Runx1 mutants have significantly reduced levels of dnmt3bb.1 mRNA detected by ISH. (A) Representative images of ISH for dnmt3bb.1 in 33 hpf wild-type (blue), runx1^+/W84X (green) and runx1^W84X/W84X (orange) embryos, showing the expression in the dorsal aorta. The top panel indicates the location of the zoomed regions in a wild-type embryo. (B) 2% agarose gel showing representative genotypes of wild-type (WT), heterozygous (HET) and mutant (MUT) runx1 embryos, distinguished by RFLP. Yellow: wild-type 214 bp+124 bp bands, pink: 338 bp mutant band.
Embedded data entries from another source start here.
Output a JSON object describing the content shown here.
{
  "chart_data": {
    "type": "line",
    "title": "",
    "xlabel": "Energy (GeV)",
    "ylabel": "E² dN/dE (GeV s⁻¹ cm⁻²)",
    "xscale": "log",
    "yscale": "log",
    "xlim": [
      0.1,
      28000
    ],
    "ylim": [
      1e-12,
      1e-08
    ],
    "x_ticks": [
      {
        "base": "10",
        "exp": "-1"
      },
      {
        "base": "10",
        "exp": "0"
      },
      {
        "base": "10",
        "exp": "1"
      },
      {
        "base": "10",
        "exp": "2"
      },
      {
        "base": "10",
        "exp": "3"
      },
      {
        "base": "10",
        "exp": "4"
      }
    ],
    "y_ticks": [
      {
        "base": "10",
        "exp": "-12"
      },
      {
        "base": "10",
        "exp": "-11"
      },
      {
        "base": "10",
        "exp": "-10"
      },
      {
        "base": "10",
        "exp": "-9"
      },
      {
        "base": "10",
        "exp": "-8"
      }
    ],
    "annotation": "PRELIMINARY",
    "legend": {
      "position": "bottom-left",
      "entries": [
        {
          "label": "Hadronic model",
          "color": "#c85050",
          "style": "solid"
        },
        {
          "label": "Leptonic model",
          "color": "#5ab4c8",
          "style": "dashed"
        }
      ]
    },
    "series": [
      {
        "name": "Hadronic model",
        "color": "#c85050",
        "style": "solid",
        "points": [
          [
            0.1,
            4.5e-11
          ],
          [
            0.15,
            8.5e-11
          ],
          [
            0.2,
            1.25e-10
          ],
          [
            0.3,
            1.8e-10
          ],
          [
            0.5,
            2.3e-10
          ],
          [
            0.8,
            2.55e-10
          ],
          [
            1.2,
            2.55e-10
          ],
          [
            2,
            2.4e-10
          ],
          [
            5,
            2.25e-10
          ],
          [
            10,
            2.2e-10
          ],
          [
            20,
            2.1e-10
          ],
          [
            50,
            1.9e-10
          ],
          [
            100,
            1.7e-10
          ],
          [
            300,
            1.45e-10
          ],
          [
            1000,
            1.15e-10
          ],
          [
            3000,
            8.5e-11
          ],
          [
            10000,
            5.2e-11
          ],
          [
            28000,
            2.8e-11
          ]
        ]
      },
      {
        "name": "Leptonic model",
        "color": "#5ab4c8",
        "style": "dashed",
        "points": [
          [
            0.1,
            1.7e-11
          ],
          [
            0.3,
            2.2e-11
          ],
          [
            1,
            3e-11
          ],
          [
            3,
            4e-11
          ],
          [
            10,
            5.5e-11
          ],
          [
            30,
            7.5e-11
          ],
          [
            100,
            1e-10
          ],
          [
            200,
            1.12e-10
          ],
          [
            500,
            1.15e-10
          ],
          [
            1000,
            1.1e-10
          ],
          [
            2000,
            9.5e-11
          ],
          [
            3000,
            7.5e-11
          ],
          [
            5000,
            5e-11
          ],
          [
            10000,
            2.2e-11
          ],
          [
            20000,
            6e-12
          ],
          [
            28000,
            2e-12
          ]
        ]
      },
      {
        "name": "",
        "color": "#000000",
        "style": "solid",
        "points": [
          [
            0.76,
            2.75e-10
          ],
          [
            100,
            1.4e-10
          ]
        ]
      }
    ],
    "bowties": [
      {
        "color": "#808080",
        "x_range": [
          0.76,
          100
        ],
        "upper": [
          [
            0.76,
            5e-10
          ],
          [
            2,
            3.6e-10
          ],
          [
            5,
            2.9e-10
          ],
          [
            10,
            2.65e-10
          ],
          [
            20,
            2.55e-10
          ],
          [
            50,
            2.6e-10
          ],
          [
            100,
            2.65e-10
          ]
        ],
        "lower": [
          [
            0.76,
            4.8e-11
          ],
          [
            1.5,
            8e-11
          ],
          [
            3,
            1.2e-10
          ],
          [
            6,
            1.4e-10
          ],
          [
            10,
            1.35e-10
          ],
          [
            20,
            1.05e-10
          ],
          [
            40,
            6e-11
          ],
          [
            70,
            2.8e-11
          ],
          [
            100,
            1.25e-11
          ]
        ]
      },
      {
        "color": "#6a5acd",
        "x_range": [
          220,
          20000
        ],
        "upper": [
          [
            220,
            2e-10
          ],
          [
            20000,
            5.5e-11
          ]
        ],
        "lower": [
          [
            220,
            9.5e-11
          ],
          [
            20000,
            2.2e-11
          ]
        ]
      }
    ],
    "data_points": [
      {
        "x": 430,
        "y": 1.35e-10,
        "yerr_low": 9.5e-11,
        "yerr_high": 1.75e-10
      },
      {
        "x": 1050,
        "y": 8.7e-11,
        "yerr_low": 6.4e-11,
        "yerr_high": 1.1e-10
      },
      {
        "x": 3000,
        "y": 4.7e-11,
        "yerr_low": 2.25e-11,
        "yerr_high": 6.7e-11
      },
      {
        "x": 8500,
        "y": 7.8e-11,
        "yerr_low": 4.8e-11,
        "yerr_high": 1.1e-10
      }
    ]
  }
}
First lane from the left: 100 bp DNA ladder. (C) Pixel intensity values of dnmt3bb.1 mRNA in runx1^W84X/W84X embryos (n=36) are significantly decreased compared to wild type (n=32) and heterozygotes (n=62) (ANOVA, P<0.001). The coefficients of variation are 24%, 22% and 21% for wild-type, heterozygote and mutant groups, respectively. Blue, green and orange data point correspond to the example images from panel A. The bars represent mean±s.d. ***P<0.001 (Games-Howell post-hoc test).

Fig. 3.

Gpr65 morphants have significantly increased levels of runx1 mRNA detected by ISH. (A) Representative images of ISH for runx1 in 29 hpf wild-type (blue) and gpr65 MO-injected (orange) embryos, showing the expression in the dorsal aorta. (B) Pixel intensity values of runx1 mRNA in in gpr65 MO-injected embryos (n=16) are significantly higher than in uninjected control siblings (n=16). The coefficients of variation are 34% and 26% for wild-type and morphant groups, respectively. Blue and orange data point correspond to the example images from panel A. The bars represent mean±s.d. *P<0.05 (t-test). The power of the t-test to detect the difference at 0.05 level was 63%.

Fig. 4.

Runx1 levels detected by ISH are not affected in lmo4a mutants. (A) TALENs were designed to a region (blue) ∼20 bp downstream of the lmo4a translation start site (green). Isolated mutant alleles carry 5 bp deletions (Δ25-29) (red gaps) upstream of the conserved LIM domains (orange), resulting in a frameshift after S8. The resulting mutant protein is predicted to lack the LIM domains, including the crucial S39 (dark red). (B) Representative images of ISH for runx1 in 28 hpf wild-type (blue), heterozygous (green) and lmo4a^{Δ25-29/Δ25-29} (orange) embryos, showing the expression in the dorsal aorta. (C) 2% agarose gel showing representative genotypes of wild-type (WT), heterozygous (HET) and mutant (MUT) lmo4a embryos, distinguished by RFLP. Yellow: wild-type 258 bp+87 bp bands, pink: 340 bp mutant band. First lane from the left: 100 bp DNA ladder. (D) Quantification of the runx1 mRNA signal, detected by ISH, from 28 hpf wild-type (n=15), heterozygous lmo4a^+/− (het) (n=34) and lmo4a^{Δ25-29/Δ25-29} mutant (n=18) embryos from one clutch shows no significant difference in runx1 pixel intensity among the different genotypes (ANOVA, P>0.6). The coefficients of variation are 41%, 38% and 37% for wild-type, heterozygote and mutant groups, respectively. Blue, green and orange data point correspond to the example images from panel B. The bars represent mean±s.d. (E) Boxplots displaying normalised runx1 mRNA levels (2^−ΔCt) in single wild-type (blue; n=12) and lmo4a^{Δ25-29/Δ25-29} (mut, orange; n=12) embryos, measured by qRT-PCR, showing decreased levels of runx1 in the mutants compared to wild type. *P<0.05 (t-test).